MARYSVILLE, Wash. – A potential norovirus outbreak over the weekend at a Marysville trampoline park left nearly a dozen kids sick with extreme flu-like symptoms.

The virus is spreading through entire families, according to one mom who alerted Q13 News to the problem.

Christi Young said her 7-year-old son’s class was canceled Monday and will again be cancelled on Tuesday due to several sick children and parents.

“Saturday night, in the middle of the night, he woke up vomiting,” Young said. “He vomited through the night.”

Young’s son was one of nearly a dozen children who presented norovirus-like symptoms after attending a birthday party at Altitude Trampoline Park on Friday.

“I am looking at my other two girls like a ticking time-bomb,” Young said.

Officials at the health department said they were notified of the potential outbreak over the weekend and alerted the business. The health department does not keep track of suspected norovirus outbreaks and does not test businesses for the virus.

Young said she’s heard of at least 10 cases from the birthday party, and believes there are more.

“I started texting the other parents I knew from the party, and just person after person was saying ‘yes, we have it too,'" she said.

Altitude did not have any signs about the possible outbreak at its business onMonday. A company representative said they were not notifying parents verbally.

“I would not have dropped my daughter off had I known that,” said Heidi Kelso.

Kelso said she already has a sick husband at home, and can’t afford the possibility of him getting worse.
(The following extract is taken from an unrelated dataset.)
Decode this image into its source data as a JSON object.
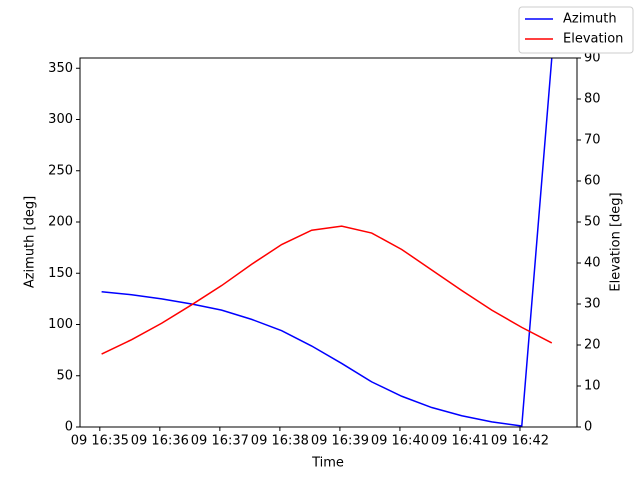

She said she was frustrated that management was mum, and believes it’s important for local businesses to look out for their communities.

“Just the right thing to do, to say that there might have been a case here, just something on the wall to say something happened,” she said.

Young said she called Altitude three times over the weekend to notify management of the potential outbreak.

“I notified them as soon as I had that suspicion just for that reason, because I would think that they would want to protect the community that they serve by closing and sanitizing,” Young said.

Altitude owner, David Jones, said the company took steps as soon as there was news of a potential outbreak.

“They do a thorough cleaning every night, but they actually went through after hearing about the reports of people getting sick, they went through and did another thorough cleaning,” Jones said.

That cleaning happened on Sunday, using bleach-based products, a known killer of the norovirus.

Jones said he understands the mothers’ concerns, but without the health district saying the company is the culprit, he questioned if it’s Altitude's responsibility to tell parents about an unconfirmed outbreak.

“We don’t know if one of the kids was sick when he walked through the door and got all his buddies sick,” Jones said. “I want to do the right thing.”

The health district won’t do inspections to see if Altitude complied with cleaning protocol or test the property for the virus. It’s just one more reason, Young said it’s better to be safe and alert parents, than sick and sorry.

“I don’t think that’s a bad idea ever to notify people," she said.